Nearly half of the Psalms are lament psalms. These Psalms acknowledge the deepest pain and despair, confusion, grief and loss. They give us a journey to process our emotional pain. They allow us to acknowledge the pain and what fears we have. They name fears specifically for us – fear of attack, fear of loss, fear that God will not answer and so on. They acknowledge the feelings – confusion, emotional exhaustion, despair, longing and deep yearning.

Then, and only then, when the psalmist has brought our pain into the light and we have stayed in it a little while, does then the poetry move us to a more hopeful conclusion. This conclusion can only happen after the pain has been processed.

Have a look at Psalm 13 to see some of the things I note above:

Psalm 13

For the director of music. A psalm of David.

How long, Lord? Will you forget me forever?

    How long will you hide your face from me?

How long must I wrestle with my thoughts

    and day after day have sorrow in my heart?

    How long will my enemy triumph over me?

Look on me and answer, Lord my God.

    Give light to my eyes, or I will sleep in death,

and my enemy will say, “I have overcome him,”

    and my foes will rejoice when I fall.
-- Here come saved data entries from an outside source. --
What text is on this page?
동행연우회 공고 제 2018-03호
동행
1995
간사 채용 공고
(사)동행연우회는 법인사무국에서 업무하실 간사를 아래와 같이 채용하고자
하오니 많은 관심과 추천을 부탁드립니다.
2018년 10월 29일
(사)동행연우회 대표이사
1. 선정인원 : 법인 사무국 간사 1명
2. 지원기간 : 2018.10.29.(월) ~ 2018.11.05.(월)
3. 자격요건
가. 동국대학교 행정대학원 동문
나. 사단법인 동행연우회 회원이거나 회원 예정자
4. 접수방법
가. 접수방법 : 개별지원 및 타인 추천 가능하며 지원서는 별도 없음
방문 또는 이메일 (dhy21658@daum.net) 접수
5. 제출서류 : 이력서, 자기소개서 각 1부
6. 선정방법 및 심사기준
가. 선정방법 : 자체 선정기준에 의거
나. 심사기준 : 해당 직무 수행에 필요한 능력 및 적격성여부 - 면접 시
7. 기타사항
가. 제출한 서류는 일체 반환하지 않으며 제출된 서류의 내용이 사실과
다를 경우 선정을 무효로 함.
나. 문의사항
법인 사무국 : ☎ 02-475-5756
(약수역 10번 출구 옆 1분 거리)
But I trust in your unfailing love;

    my heart rejoices in your salvation.

I will sing the Lord’s praise,

    for he has been good to me.

What we can also remember is that many of these Psalms are good for individual lament and healing. But many are also communal Psalms of lament.

Our pain doesn’t need to be private and it doesn’t need to be processed quickly. Now obviously there is a line. If we swing the pendulum too far we’ll be parading our pain and could end up celebrating it. In addition, if we allow ourselves to stay in the feelings too long, we can end up wallowing and living there.

The Psalms give us a shape and a tempo to processing though. It acknowledges us and gives validation to our feelings. It allows us to stay in them for the purposes of healing. But then the words move us very definitely on to the next stage. And there are over 60 of these types of Psalms! Which means there are Psalms for a whole range of painful emotions, and for repeated use of them – because it’s not as though we just read one psalm and then we’re good to go. We would always have repeated counselling sessions, or GP visits. So we should stay in these Psalms for as long as we need to, allowing God to give us the words to speak and urging us to seek him when we are at our darkest points.

The Psalms give us so much more than just celebration and praise. The next time you are seeking to comfort someone, read lament Psalms with them. Sit with them in their pain. Help them to access the tempo of processing our hurt provided to us by God himself.

And the next time you are seeking comfort for yourself, go to these Psalms. Know that God sees your pain and knows your most negative emotions. He wants you to acknowledge him in the darkness and speak your pain into the light, but he doesn’t want you to stay there. He wants you to trust and move forward, even an inch at a time and for as long as it takes.

You are his and he will never leave you in the dark. Give yourself permission to feel the feelings and let God lead your healing.

I trust in your unfailing love; my heart rejoices in your salvation.

I will sing the Lord’s praise, for he has been good to me.